For organizations there are two types of expectations--the ones that are set for the organization to achieve and the ones that individual employees must achieve to support the organization's objectives. In this post, we'll focus on organizational objectives. In a later post, we'll examine how to set individual expectations so that they support organizational objectives.
You Get What You Measure
Before we look at setting organizational objectives in a non-profit environment, we first need to understand the role that expectations play in the day-to-day operations of an agency.
Here's the bottom line. You get what you measure. If the organization is held accountable for raising money, then the organization's daily operations will naturally be organized around that goal.
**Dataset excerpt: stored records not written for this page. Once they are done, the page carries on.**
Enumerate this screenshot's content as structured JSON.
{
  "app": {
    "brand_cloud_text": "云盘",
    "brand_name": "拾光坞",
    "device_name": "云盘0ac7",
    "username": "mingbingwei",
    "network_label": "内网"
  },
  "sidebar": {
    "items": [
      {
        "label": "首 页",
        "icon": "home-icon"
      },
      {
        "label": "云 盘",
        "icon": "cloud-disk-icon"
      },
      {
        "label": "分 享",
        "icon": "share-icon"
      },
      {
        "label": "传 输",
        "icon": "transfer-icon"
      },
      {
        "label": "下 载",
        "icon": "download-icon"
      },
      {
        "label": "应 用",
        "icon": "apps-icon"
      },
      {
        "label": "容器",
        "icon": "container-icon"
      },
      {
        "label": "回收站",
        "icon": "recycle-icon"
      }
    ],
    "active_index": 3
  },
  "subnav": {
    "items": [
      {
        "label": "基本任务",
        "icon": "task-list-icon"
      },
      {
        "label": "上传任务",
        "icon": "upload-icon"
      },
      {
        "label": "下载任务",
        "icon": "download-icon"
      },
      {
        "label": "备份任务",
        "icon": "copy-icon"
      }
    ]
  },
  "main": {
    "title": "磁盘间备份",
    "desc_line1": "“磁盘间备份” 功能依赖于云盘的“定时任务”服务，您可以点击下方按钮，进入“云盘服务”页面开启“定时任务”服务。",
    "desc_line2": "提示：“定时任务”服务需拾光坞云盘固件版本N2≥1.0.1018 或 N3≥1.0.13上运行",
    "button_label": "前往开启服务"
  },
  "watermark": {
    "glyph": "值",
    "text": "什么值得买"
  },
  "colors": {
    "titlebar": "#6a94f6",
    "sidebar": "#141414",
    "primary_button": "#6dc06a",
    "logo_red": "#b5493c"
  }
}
If your success is measured by the number of people served, then your focus will be on getting as many people in your doors as possible. Human beings do what they are rewarded for and they don't do what is punished or ignored. Whatever the agency is talking about as being THE goals, those will be the things that people work on every day. When we explore individual employee expectations in a later post, we'll look at this issue more closely as part of the law of unintended consequences.
For now, let's look at how organizational goals are set in many NPOs.
Organizational Objectives in a Non-Profit Environment
For most non-profits, organizational objectives or expectations are generally based on two things--the organization's mission and clients and the organization's funding sources. Here's where I'll make some people mad:
While most organizations want to believe that they are "mission-driven," I have repeatedly seen that they are more funder-driven, becoming what I call "Whores to the System." This is particularly true if the NPO is supported by government funding, although it can also be the case with foundation dollars.
Here's what happens. NPOs need money to operate. They become aware of a funding opportunity--a government grant or foundation money that seems like it would serve their customers. So they apply for it. They need the money and they go after whatever they can get. It's perfectly understandable.
This would be fine if the requirements of the funding source were always in the best interest of the customers the agencies serve. But this is often not the case. In fact, many times the expectations of the funder can actually work against the organization's mission, although most agencies don't seem to realize this connection until it's too late.
Here's an example of what I mean--I've worked with NPOs that have set for themselves a goal (based on their mission) of helping unemployed people find work that pays a living wage. To serve these clients, the NPOs receive government funding. One of the requirements of this funding is to find employment for individuals within a specified (very short) period of time. The problem is that many of the clients served by this organization need additional training and education in order to find work that is self-sustaining.
So the NPO is caught between a rock and a hard place.
If the agency does what the funder wants, then they should be focused on getting as many people as possible back to work as quickly as possible, regardless of the quality of the job. If they are going to respond to their organizational mission of helping people find work that pays a living wage, then they should be helping people to get the education and training they need to find that kind of work BEFORE they help these clients get a job. Guess which option they choose?
In another post we'll talk more about this whole "Whore's to the System" thing again--I think there are alternatives to chasing the dollars--but for now, the point I want to make here is this:
To be able to clearly communicate to your staff about organizational success and the expectations for performance, you need to be clear about who your real customer is. If you're serving the funder, then you need to be honest and up-front about that so you can look at how you're organizing your work practices to meet those goals. What often happens is that agencies lie to themselves and say that they're serving the client, but in reality, everything they do is geared toward meeting the needs of the funders. This is confusing to everyone and makes for a lot of really poor work performance. Better to be straight with yourselves so you can operate from reality.